Republican Chip Beeker said Barbour is scheduled to appear at an Oct. 29 campaign event in Mountain Brook. Beeker is trying to unseat Republican incumbent Terry Dunn from the Public Service Commission. The primary is June 3.
With the exception of former Arkansas Gov. Mike Huckabee helping PSC President Twinkle Andress Cavanaugh with an ad in 2012, it has been unusual for big-name politicians to get involved in a low-key, low-budget race like the PSC.
Beeker is proud of getting help from Barbour. "In the Deep South, we call it pretty high cotton," he said Thursday. Beeker said the event was arranged through family members who are friends, and he was unaware of Barbour's connection to the Atlanta-based Southern Co., which is the parent company of Alabama Power.
Dunn questioned Barbour's involvement. "When you've got the lobbyist for the Southern Co., it tells where he's headed. I think it would be unethical," the incumbent said.
Alabama Power is the state's largest electric utility and is regulated by the three-member PSC.
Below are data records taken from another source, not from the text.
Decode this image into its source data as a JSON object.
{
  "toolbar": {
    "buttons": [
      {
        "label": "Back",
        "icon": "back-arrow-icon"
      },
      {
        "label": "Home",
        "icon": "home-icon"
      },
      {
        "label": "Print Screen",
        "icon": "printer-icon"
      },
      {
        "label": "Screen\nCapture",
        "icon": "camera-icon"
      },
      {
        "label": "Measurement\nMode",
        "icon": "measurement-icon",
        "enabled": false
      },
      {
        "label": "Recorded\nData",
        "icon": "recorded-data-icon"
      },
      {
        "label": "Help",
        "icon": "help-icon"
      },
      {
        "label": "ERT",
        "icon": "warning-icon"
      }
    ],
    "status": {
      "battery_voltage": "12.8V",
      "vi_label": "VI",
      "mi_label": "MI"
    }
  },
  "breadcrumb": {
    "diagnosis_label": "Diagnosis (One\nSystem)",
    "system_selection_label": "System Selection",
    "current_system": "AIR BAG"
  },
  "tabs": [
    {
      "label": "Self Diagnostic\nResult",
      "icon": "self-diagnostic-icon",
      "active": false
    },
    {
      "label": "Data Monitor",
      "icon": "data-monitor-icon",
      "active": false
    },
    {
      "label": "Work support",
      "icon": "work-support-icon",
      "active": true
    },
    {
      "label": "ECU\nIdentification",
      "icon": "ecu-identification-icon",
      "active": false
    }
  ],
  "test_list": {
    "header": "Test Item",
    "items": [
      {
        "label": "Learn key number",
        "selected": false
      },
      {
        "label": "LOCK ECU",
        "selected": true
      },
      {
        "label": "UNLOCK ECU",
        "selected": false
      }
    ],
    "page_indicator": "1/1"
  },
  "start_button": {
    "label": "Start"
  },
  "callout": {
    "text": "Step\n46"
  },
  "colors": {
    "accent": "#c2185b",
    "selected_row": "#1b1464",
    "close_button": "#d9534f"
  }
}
Alabama Power spokesman Michael Sznajderman said the Birmingham-based company has never employed Barbour's lobbying firm, but its parent has. He said Alabama Power had nothing to do with Beeker's fundraiser. State law prohibits the company from contributing to PSC candidates, and the company has a policy against employees and their spouses contributing, Sznajderman said.
State law does not prohibit the involvement of companies or individuals that do work for Alabama Power or Southern Co., such as lobbying groups or law firms.
Southern Co. spokeswoman Jeannice Hall said the company does have a business relationship with BGR Group, Barbour's lobbying firm. But Hall said Southern Co. doesn't get involved in state elections.
Barbour did not return phone calls seeking comment. But in a speech last month in Mississippi, he defended a coal-fired plant being built by Mississippi Power, which is also part of the Southern Co. Afterward, he acknowledged that Southern Co. has been a longtime client of BGR Group, which he helped start in 1991. He left the firm during his eight years as governor of Mississippi and returned in January 2012.
Dunn upset Alabama Power earlier this year by calling for formal rate hearings for the company. He got outvoted 2-1 by his fellow commissioners, who pursued more informal public hearings. Those public hearings resulted in the PSC changing Alabama Power's rate structure, but it won't have any immediate effect on rates paid by consumers.
Beeker, a former chairman of the Greene County Commission, said he got in the PSC race because he felt the Obama administration was trying to curtail coal production and coal-fired steam plants. He said Alabama Power's coal-fired steam plant in Greene County is a major employer in his rural west Alabama county and provided more than half of the county's property tax revenue.
"We couldn't have made it without it," the former commission chairman said.
Two other Republicans, Phillip Brown and Jonathan Barbee, also are running against Dunn. No Democratic candidate has announced.